Il y a une période de six mois de ma vie qui échappe aux boussoles et aux cartes. C’est quand j’ai été ruiné, en cessation de paiement. J’avais toujours plus ou moins réussi à pourvoir à mes besoins matériels, mais là, j’étais à sec, sans aucun recours. Tout ce que je pouvais vendre était depuis longtemps vendu. J’avais aussi épuisé toutes les aides possibles, et emprunté au-delà du réel. Il ne me restait aucune marge de manœuvre.
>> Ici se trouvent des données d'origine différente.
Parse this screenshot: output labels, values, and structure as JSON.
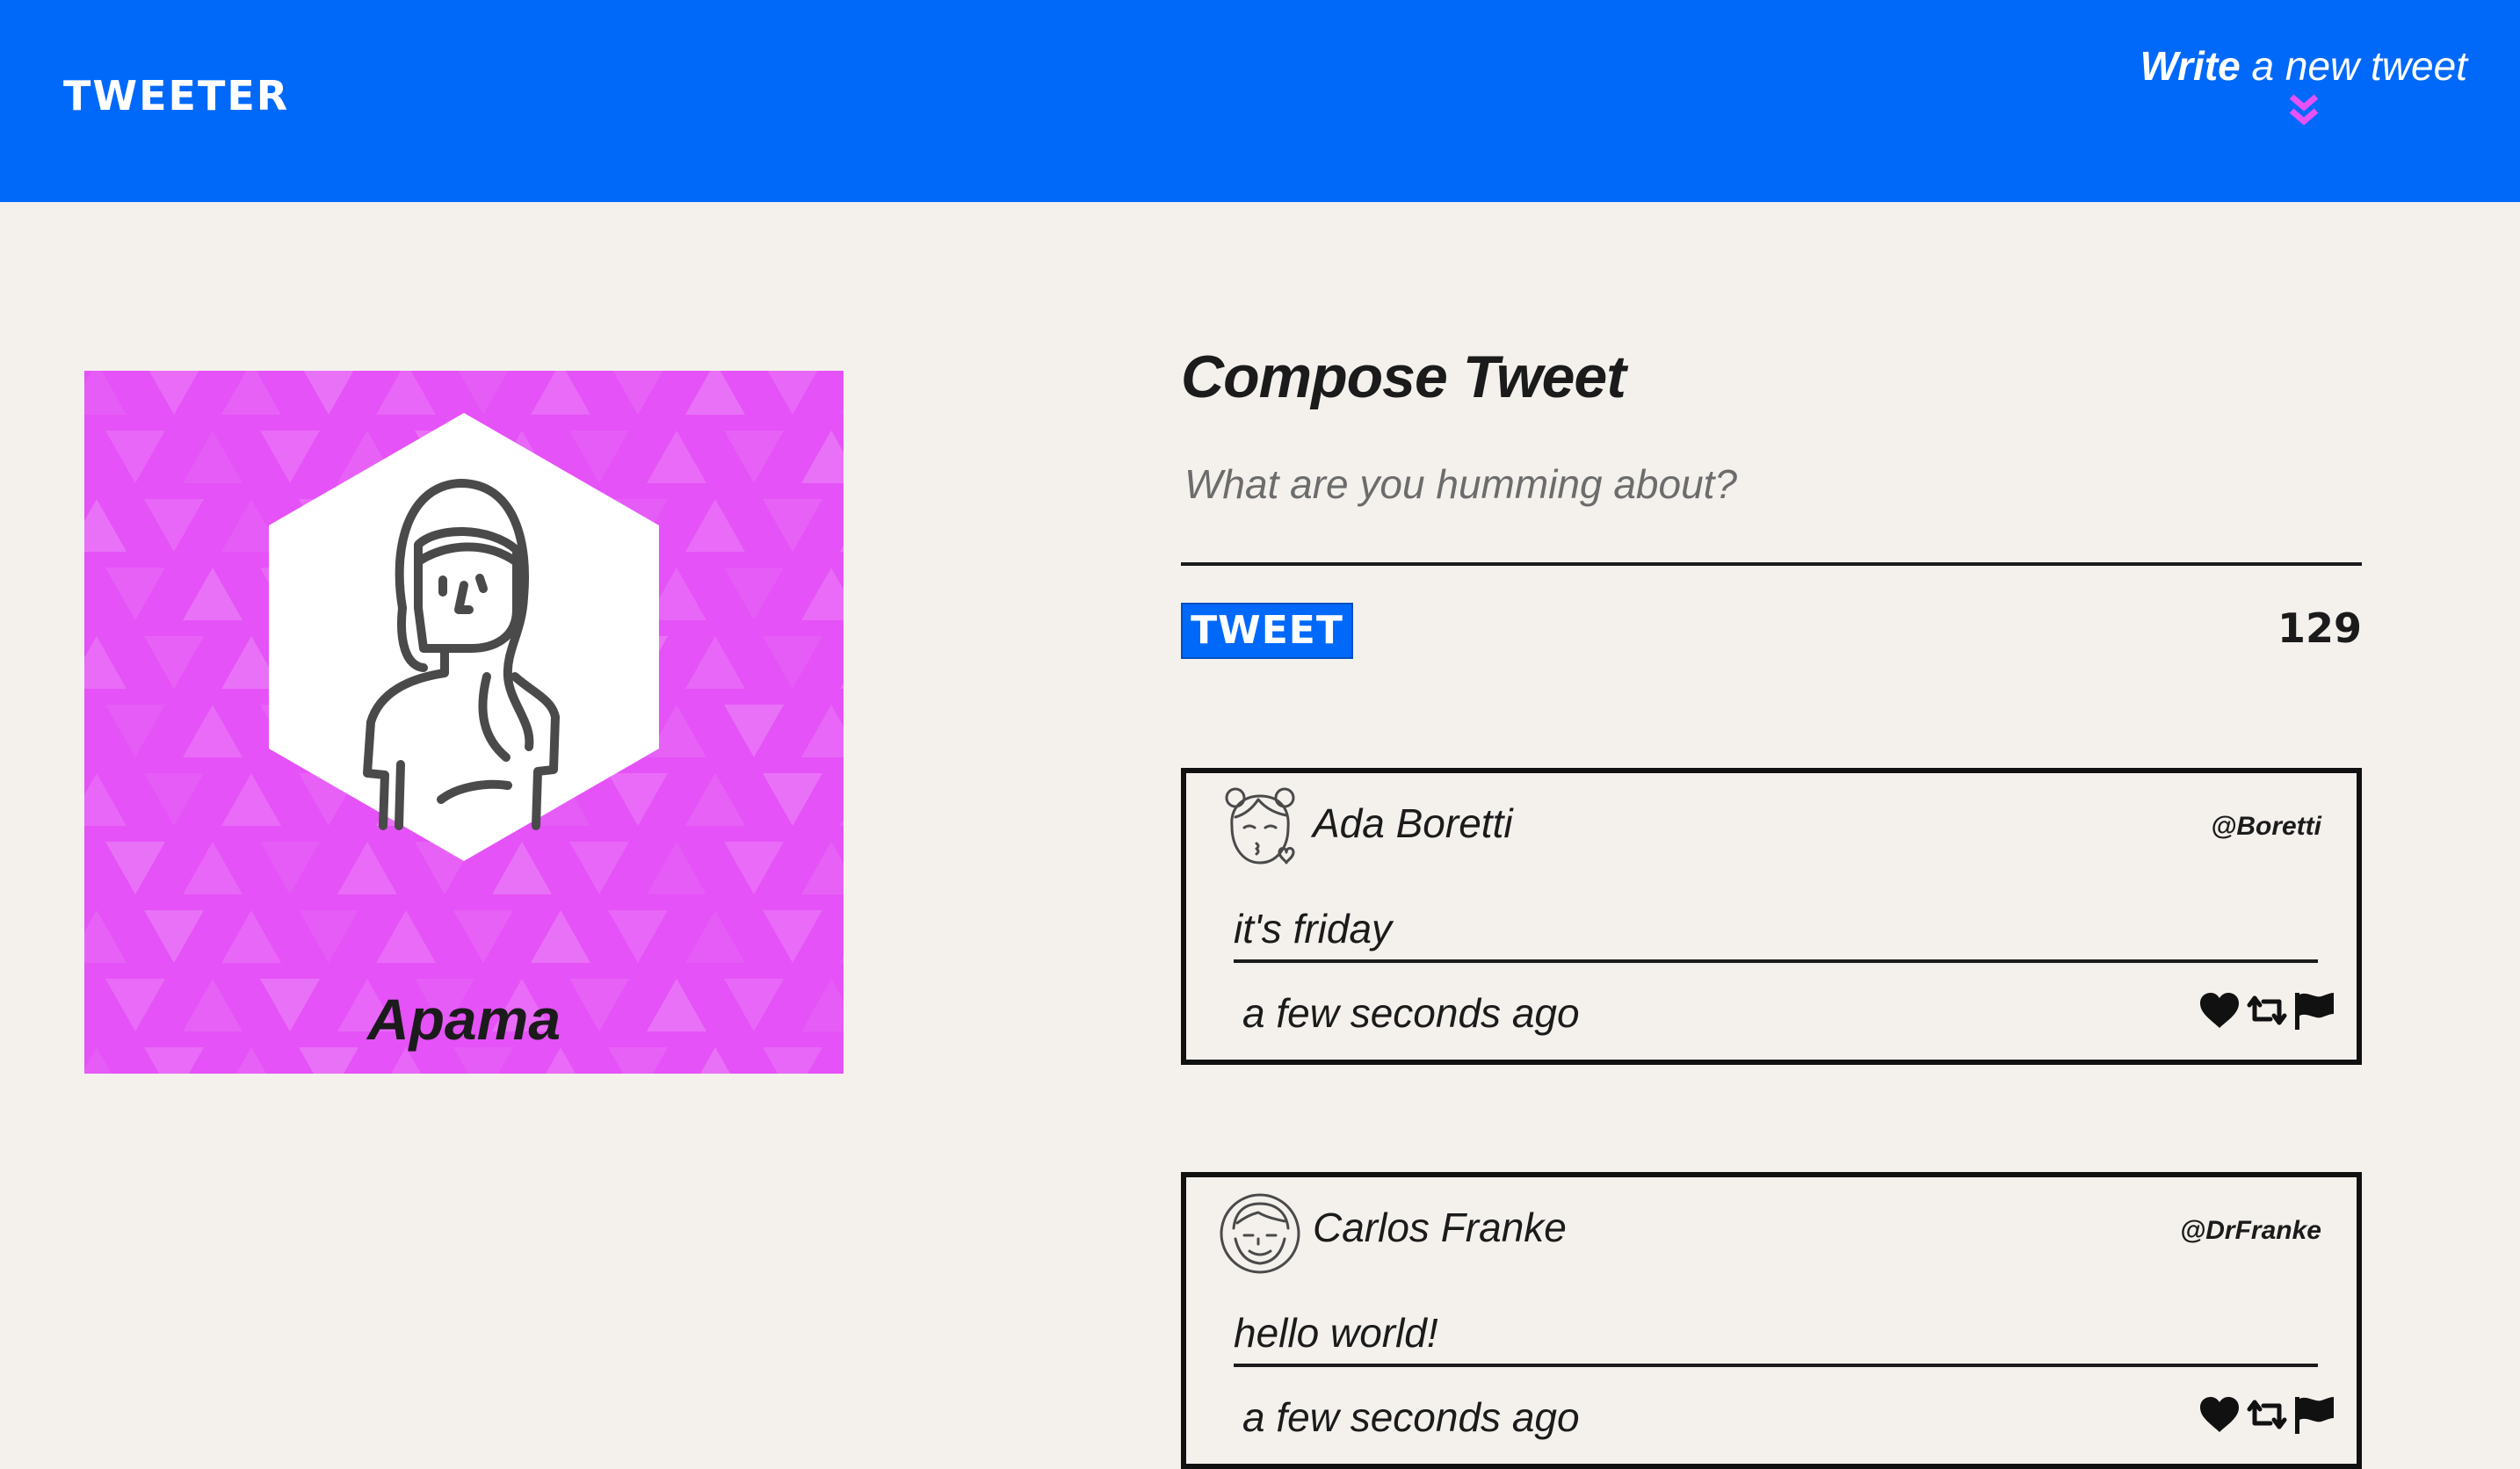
{
  "nav": {
    "brand": "TWEETER",
    "write_strong": "Write",
    "write_rest": " a new tweet",
    "toggle_icon": "double-chevron-down-icon"
  },
  "profile": {
    "name": "Apama",
    "avatar_icon": "woman-avatar-icon",
    "background_color": "#e552f7"
  },
  "compose": {
    "title": "Compose Tweet",
    "placeholder": "What are you humming about?",
    "value": "",
    "button_label": "TWEET",
    "counter": "129"
  },
  "tweets": [
    {
      "name": "Ada Boretti",
      "handle": "@Boretti",
      "content": "it's friday",
      "time": "a few seconds ago",
      "avatar_icon": "girl-kiss-avatar-icon"
    },
    {
      "name": "Carlos Franke",
      "handle": "@DrFranke",
      "content": "hello world!",
      "time": "a few seconds ago",
      "avatar_icon": "man-avatar-icon"
    }
  ],
  "colors": {
    "nav": "#0069fa",
    "page": "#f4f1ed",
    "accent": "#e552f7",
    "text": "#1b1b1b"
  }
}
Loyer, électricité, abonnements, nourriture : tout bloqué, coupé, fermé. J’aurais déjà dû rendre mes clés depuis longtemps. Je faisais des détours pour ne pas passer devant l’épicerie qui m’avait fait crédit. Je fuyais le facteur, ne répondais plus aux coups de sonnette. Quand j’aurais mis ma brosse à dents dans ma poche et claqué la porte derrière moi, tout serait consommé.
Par chance, j’étais sans attaches. Je n’entraînais personne dans mon naufrage. Ma situation était désespérée mais elle n’était pas tragique. Il me restait quelques petites amies aux longs cheveux, qui n’allaient ni m’héberger, ni m’entretenir, mais chez qui je pourrais sans doute aller prendre une douche ou un repas de temps à autre, en échange de mes maigres faveurs.
Je réfléchissais, je réfléchissais beaucoup. Je prenais le métro d’un terminus à l’autre pour pouvoir réfléchir – en fraude bien entendu. Je cherchais une solution. Je n’en trouvais pas. Il n’y avait rien à faire. Rien à faire. Peu à peu, l’idée me venait, incroyable, formidable. Ne rien faire, c’était peut-être la seule solution.
En vérité, je n’étais pas tout à faire à la rue. J’étais secrétaire bénévole d’une association sans but lucratif qui enseignait le français aux réfugiés politiques. Les réfugiés en ce temps-là parlaient des langues que personne ne comprenait et ils étaient obligés d’apprendre la nôtre, pour laquelle ils n’avaient aucun don. Ils suivaient des cours durant des années, sans autre résultat que de faire fleurir des associations à l’infini, qui prenaient en charge leur instruction, avec l’aide d’enseignants à la retraite et de mères célibataires au grand cœur.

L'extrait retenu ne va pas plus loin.